We used FIJI to assess the fluorescence intensity of SPP1 expression in the cortical vasculature of 3-month-old Pkd1^RC/RC mouse kidney slices and wild-type control kidney slices, which had been wholemount immunolabelled for EMCN and SPP1 and cleared in BABB before 3D confocal microscopy. A maximum-intensity projection was generated from each ROI within the kidney cortex. We used the Measure tool to sample across the whole kidney tissue on average and, thereafter, randomly sampled a minimum of ten CD31⁺ vascular branches per ROI. We derived the mean SPP1 fluorescence intensity such that 30-50 individual vessels per mouse were analysed. To examine the spatial relationship between SPP1⁺ vasculature and cysts, individual z-sections from each image were inspected, and the Measure tool was used to quantify the distance between 40 SPP1⁺ CD31⁺ vessels and the nearest cyst boundary, demarcated by SPP1. Distances were binned at 50 μm increments for the cyst boundary, and the number of SPP1⁺ CD31⁺ vessels per bin was quantified across seven ROIs pooled across n=3 Pkd1^RC/RC mouse kidneys at 3 months.

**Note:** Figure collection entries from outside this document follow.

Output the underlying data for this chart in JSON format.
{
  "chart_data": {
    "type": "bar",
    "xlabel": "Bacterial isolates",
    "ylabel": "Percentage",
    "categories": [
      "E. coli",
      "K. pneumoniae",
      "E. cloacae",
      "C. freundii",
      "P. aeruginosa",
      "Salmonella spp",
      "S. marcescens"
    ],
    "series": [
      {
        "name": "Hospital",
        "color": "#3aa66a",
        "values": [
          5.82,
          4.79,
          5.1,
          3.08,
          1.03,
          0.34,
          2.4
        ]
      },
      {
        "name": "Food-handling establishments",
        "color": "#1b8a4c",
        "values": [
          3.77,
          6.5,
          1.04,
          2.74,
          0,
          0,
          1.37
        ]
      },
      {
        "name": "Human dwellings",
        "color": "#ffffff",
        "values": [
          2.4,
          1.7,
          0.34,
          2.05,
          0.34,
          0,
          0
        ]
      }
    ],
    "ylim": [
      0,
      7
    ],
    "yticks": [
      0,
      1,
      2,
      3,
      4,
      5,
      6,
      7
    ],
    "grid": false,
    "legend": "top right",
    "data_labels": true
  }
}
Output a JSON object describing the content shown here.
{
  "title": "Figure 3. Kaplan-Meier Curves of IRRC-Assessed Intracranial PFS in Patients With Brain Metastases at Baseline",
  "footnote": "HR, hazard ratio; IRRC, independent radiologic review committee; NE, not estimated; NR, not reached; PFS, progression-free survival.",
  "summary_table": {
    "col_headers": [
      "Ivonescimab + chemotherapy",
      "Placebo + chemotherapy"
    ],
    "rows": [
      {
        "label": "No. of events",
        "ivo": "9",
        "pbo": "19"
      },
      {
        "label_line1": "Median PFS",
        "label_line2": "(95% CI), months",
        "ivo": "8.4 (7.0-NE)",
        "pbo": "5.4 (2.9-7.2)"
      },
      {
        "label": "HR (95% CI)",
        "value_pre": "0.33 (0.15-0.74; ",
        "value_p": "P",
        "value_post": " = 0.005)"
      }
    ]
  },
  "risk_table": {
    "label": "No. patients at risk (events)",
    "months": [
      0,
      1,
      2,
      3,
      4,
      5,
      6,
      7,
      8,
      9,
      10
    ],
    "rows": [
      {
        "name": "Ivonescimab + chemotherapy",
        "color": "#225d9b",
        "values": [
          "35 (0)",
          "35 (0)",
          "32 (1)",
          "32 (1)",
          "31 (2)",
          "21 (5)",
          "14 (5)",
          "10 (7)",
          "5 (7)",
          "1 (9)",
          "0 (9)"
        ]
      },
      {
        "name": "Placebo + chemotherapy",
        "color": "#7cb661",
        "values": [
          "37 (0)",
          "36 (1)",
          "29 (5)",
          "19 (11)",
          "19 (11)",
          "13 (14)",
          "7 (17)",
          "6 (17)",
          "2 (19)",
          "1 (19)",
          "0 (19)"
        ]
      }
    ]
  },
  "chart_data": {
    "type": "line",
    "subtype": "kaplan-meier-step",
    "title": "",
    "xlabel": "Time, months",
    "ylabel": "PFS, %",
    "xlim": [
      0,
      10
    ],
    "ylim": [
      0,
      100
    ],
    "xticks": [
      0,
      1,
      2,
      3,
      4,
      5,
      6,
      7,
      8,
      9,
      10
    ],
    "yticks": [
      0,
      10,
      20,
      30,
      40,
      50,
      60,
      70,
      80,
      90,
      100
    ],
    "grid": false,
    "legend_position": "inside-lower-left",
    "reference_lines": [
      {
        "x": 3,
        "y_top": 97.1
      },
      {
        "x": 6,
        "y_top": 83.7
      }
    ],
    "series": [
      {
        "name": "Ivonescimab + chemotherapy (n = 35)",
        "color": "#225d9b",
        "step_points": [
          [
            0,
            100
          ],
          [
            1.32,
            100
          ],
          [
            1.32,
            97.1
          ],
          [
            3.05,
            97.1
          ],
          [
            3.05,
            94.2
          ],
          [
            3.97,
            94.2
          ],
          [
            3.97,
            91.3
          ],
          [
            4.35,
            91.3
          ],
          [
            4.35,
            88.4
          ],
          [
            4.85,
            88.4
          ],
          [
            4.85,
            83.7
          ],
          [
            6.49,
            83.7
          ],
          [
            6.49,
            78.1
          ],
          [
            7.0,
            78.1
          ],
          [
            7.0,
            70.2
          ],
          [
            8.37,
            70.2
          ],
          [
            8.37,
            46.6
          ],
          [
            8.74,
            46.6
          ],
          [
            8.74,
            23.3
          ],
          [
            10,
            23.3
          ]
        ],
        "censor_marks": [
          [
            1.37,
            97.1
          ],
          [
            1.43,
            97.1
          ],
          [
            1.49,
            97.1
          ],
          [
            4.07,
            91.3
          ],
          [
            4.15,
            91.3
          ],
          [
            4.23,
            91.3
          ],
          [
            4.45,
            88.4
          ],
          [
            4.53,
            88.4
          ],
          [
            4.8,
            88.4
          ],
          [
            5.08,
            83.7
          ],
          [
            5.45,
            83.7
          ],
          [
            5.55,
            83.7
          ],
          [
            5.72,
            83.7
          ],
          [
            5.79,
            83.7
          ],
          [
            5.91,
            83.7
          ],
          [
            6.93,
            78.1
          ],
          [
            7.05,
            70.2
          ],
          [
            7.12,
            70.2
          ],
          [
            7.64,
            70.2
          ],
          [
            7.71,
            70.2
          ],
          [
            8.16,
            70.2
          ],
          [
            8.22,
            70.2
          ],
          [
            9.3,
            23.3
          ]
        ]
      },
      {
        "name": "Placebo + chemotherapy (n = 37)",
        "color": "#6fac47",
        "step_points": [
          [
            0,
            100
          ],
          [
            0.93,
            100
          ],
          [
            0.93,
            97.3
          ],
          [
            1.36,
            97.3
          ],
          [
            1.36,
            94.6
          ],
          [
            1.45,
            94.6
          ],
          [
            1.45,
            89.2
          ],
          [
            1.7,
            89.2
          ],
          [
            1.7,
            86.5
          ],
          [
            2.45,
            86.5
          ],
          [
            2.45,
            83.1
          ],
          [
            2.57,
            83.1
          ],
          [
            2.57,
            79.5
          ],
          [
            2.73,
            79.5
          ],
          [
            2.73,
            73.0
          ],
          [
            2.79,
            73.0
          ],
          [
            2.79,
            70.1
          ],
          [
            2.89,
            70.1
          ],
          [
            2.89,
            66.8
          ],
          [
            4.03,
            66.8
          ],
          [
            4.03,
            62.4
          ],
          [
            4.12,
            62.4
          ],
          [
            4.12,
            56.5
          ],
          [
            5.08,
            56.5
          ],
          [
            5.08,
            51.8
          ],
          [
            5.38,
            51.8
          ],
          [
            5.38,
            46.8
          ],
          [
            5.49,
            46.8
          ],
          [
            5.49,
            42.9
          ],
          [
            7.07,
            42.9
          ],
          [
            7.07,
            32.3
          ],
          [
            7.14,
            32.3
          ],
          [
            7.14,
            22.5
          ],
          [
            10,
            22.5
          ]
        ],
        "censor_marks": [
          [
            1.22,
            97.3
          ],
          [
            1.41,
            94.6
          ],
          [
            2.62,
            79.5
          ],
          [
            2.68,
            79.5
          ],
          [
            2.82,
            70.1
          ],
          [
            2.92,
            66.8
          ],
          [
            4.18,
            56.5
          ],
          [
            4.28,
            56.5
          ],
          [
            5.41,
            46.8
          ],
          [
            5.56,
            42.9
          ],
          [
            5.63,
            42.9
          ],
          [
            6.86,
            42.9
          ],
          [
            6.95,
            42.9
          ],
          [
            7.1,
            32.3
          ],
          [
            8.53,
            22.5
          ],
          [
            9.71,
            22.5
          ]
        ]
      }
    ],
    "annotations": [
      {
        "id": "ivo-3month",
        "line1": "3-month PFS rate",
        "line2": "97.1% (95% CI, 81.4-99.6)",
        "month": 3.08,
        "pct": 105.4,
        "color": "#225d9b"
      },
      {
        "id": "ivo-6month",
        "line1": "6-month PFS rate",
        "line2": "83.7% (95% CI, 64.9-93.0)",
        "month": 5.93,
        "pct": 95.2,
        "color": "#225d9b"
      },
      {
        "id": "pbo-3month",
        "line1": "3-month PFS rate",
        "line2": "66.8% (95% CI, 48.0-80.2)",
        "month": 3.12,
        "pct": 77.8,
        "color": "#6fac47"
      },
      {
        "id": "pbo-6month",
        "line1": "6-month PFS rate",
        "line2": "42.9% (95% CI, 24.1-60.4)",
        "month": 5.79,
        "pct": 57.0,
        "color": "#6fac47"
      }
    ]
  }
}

Based on prior experiments using mouse models of PKD (Hopp et al., 2012; Huang et al., 2016), five to eight mice have been sufficient to assess differences between BUN and kidney-to-body weight ratio. Owing to its sensitivity (Jafree et al., 2019), and based on empirical assessment from a small cohort of three mice per group, we required only four mice per group for sufficient statistical power of 3D vascular analysis. For ASL measurements, we performed pilot experiments of three mice per group to determine that four to six mice would be required to demonstrate the differences observed in RBF. Apart from single-cell transcriptomic analysis described above, all statistics were performed in Prism (v9.5, GraphPad Software). Continuous data were assessed for normality using Shapiro–Wilk tests, and Brown–Forsythe tests were used to assess equality of variance. We used unpaired two-tailed Student's t-tests to compare Pkd1^RC/RC and Pkd1^+/+ mice for each parameter, with one-way ANOVA and Tukey's pairwise multiple comparisons where more than one timepoint, or region of kidney, was compared. Statistically significant differences were deemed to be P≤0.05 and are presented as mean differences, s.e.m. and 95% c.i. for each difference.

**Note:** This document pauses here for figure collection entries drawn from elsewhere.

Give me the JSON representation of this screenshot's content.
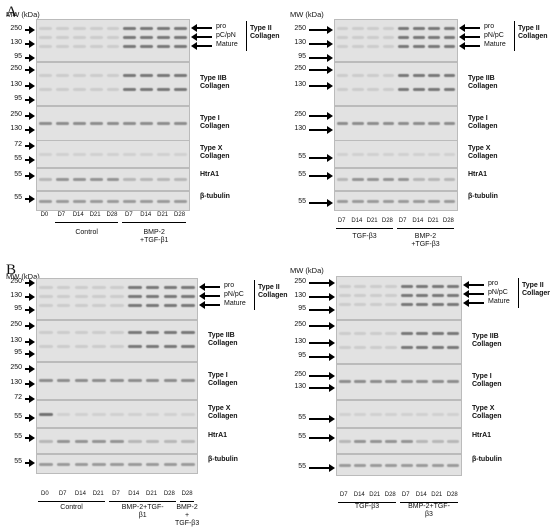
{
  "panels": [
    {
      "letter": "A",
      "left": {
        "mw_title": "MW (kDa)",
        "blots": [
          {
            "protein": "Type II\nCollagen",
            "mw": [
              "250",
              "130",
              "95"
            ]
          },
          {
            "protein": "Type IIB\nCollagen",
            "mw": [
              "250",
              "130",
              "95"
            ]
          },
          {
            "protein": "Type I\nCollagen",
            "mw": [
              "250",
              "130"
            ]
          },
          {
            "protein": "Type X\nCollagen",
            "mw": [
              "72",
              "55"
            ]
          },
          {
            "protein": "HtrA1",
            "mw": [
              "55"
            ]
          },
          {
            "protein": "β-tubulin",
            "mw": [
              "55"
            ]
          }
        ],
        "forms": [
          "pro",
          "pC/pN",
          "Mature"
        ],
        "lanes": [
          "D0",
          "D7",
          "D14",
          "D21",
          "D28",
          "D7",
          "D14",
          "D21",
          "D28"
        ],
        "groups": [
          "Control",
          "BMP-2\n+TGF-β1"
        ]
      },
      "right": {
        "mw_title": "MW (kDa)",
        "blots": [
          {
            "protein": "Type II\nCollagen",
            "mw": [
              "250",
              "130",
              "95"
            ]
          },
          {
            "protein": "Type IIB\nCollagen",
            "mw": [
              "250",
              "130"
            ]
          },
          {
            "protein": "Type I\nCollagen",
            "mw": [
              "250",
              "130"
            ]
          },
          {
            "protein": "Type X\nCollagen",
            "mw": [
              "55"
            ]
          },
          {
            "protein": "HtrA1",
            "mw": [
              "55"
            ]
          },
          {
            "protein": "β-tubulin",
            "mw": [
              "55"
            ]
          }
        ],
        "forms": [
          "pro",
          "pN/pC",
          "Mature"
        ],
        "lanes": [
          "D7",
          "D14",
          "D21",
          "D28",
          "D7",
          "D14",
          "D21",
          "D28"
        ],
        "groups": [
          "TGF-β3",
          "BMP-2\n+TGF-β3"
        ]
      }
    },
    {
      "letter": "B",
      "left": {
        "mw_title": "MW (kDa)",
        "blots": [
          {
            "protein": "Type II\nCollagen",
            "mw": [
              "250",
              "130",
              "95"
            ]
          },
          {
            "protein": "Type IIB\nCollagen",
            "mw": [
              "250",
              "130",
              "95"
            ]
          },
          {
            "protein": "Type I\nCollagen",
            "mw": [
              "250",
              "130"
            ]
          },
          {
            "protein": "Type X\nCollagen",
            "mw": [
              "72",
              "55"
            ]
          },
          {
            "protein": "HtrA1",
            "mw": [
              "55"
            ]
          },
          {
            "protein": "β-tubulin",
            "mw": [
              "55"
            ]
          }
        ],
        "forms": [
          "pro",
          "pN/pC",
          "Mature"
        ],
        "lanes": [
          "D0",
          "D7",
          "D14",
          "D21",
          "D7",
          "D14",
          "D21",
          "D28",
          "D28"
        ],
        "groups": [
          "Control",
          "BMP-2+TGF-\nβ1",
          "BMP-2 +\nTGF-β3"
        ]
      },
      "right": {
        "mw_title": "MW (kDa)",
        "blots": [
          {
            "protein": "Type II\nCollagen",
            "mw": [
              "250",
              "130",
              "95"
            ]
          },
          {
            "protein": "Type IIB\nCollagen",
            "mw": [
              "250",
              "130",
              "95"
            ]
          },
          {
            "protein": "Type I\nCollagen",
            "mw": [
              "250",
              "130"
            ]
          },
          {
            "protein": "Type X\nCollagen",
            "mw": [
              "55"
            ]
          },
          {
            "protein": "HtrA1",
            "mw": [
              "55"
            ]
          },
          {
            "protein": "β-tubulin",
            "mw": [
              "55"
            ]
          }
        ],
        "forms": [
          "pro",
          "pN/pC",
          "Mature"
        ],
        "lanes": [
          "D7",
          "D14",
          "D21",
          "D28",
          "D7",
          "D14",
          "D21",
          "D28"
        ],
        "groups": [
          "TGF-β3",
          "BMP-2+TGF-\nβ3"
        ]
      }
    }
  ]
}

We thank Peter Harris (Mayo Clinic) for the Pkd1^RC mice. Confocal microscopy was performed at the UCL Great Ormond Street Institute of Child Health (GOSICH) Light Microscopy Core Facility. Lightsheet microscopy was performed at the Optics Clustered to OutPut Unique Solutions (OCTOPUS) Imaging Cluster, part of the UKRI's Central Laser Facility. Mouse experiments were performed at UCL GOSICH's Western Laboratories.

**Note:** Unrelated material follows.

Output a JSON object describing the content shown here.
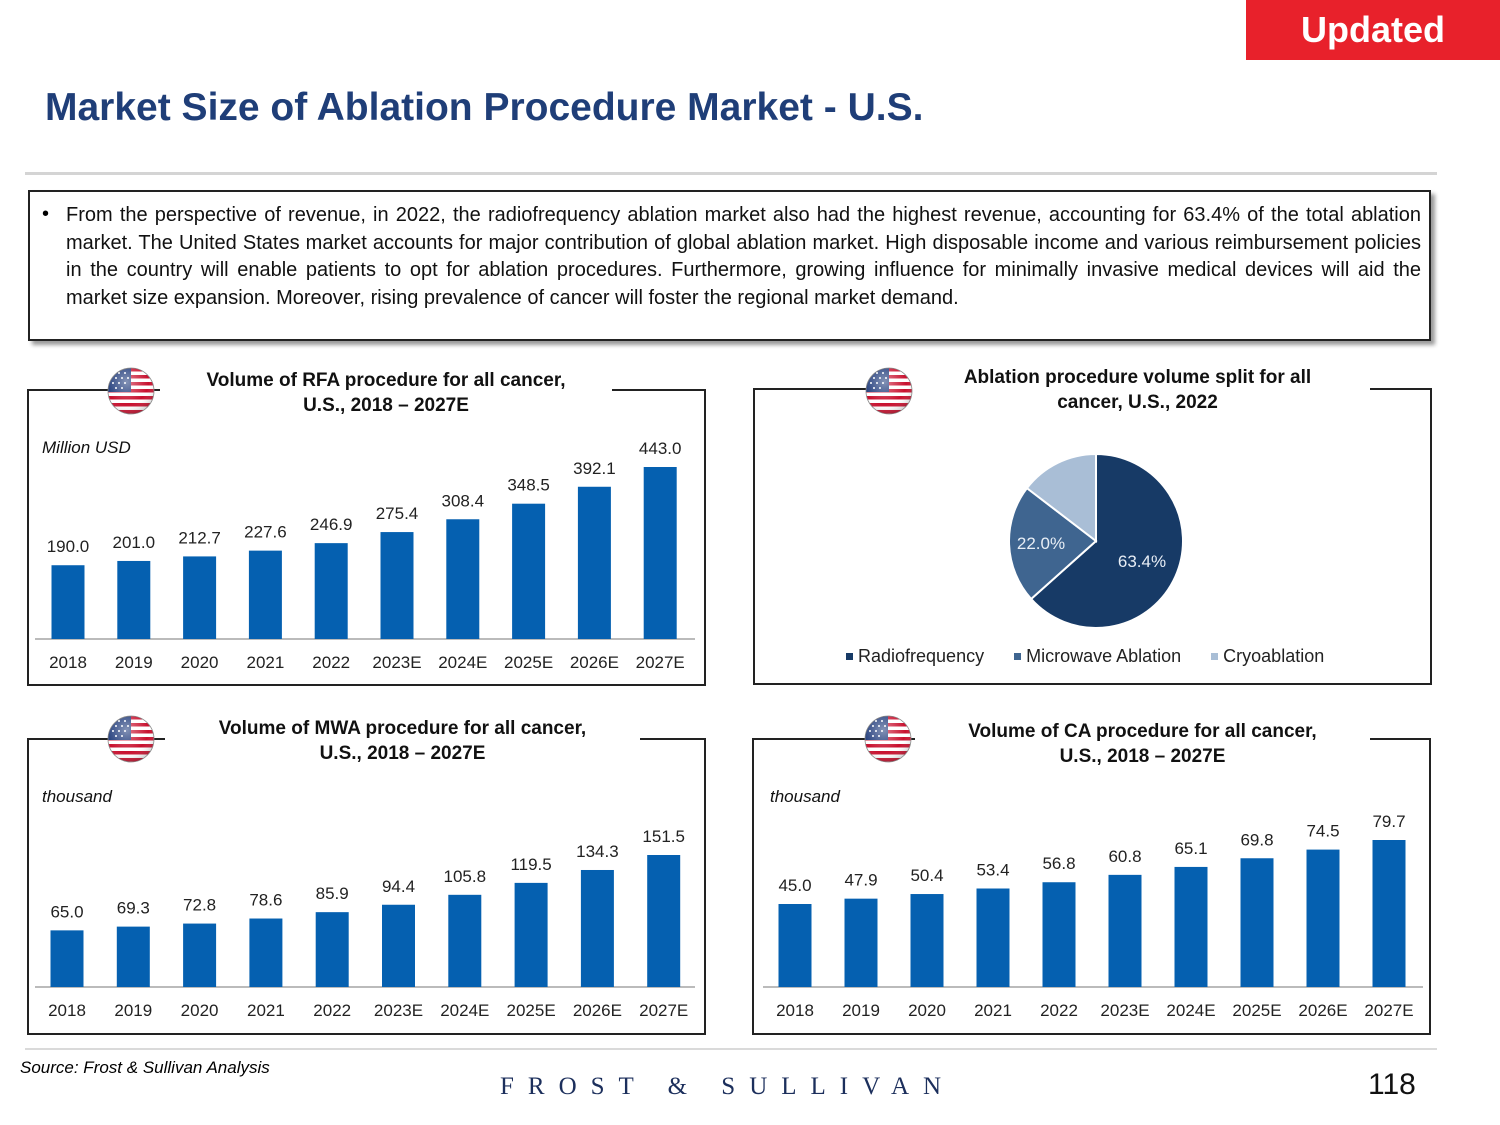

Scripts for analysis of single-cell genomics data have been made publicly available at the following GitHub repository: https://github.com/daniyal-jafree1995. Raw and processed count matrices for the scRNA-seq and snRNA-seq studies are available from the original studies from which they were derived. Imaging data, including confocal microscopy and MRI outputs, are available from the corresponding author upon reasonable request.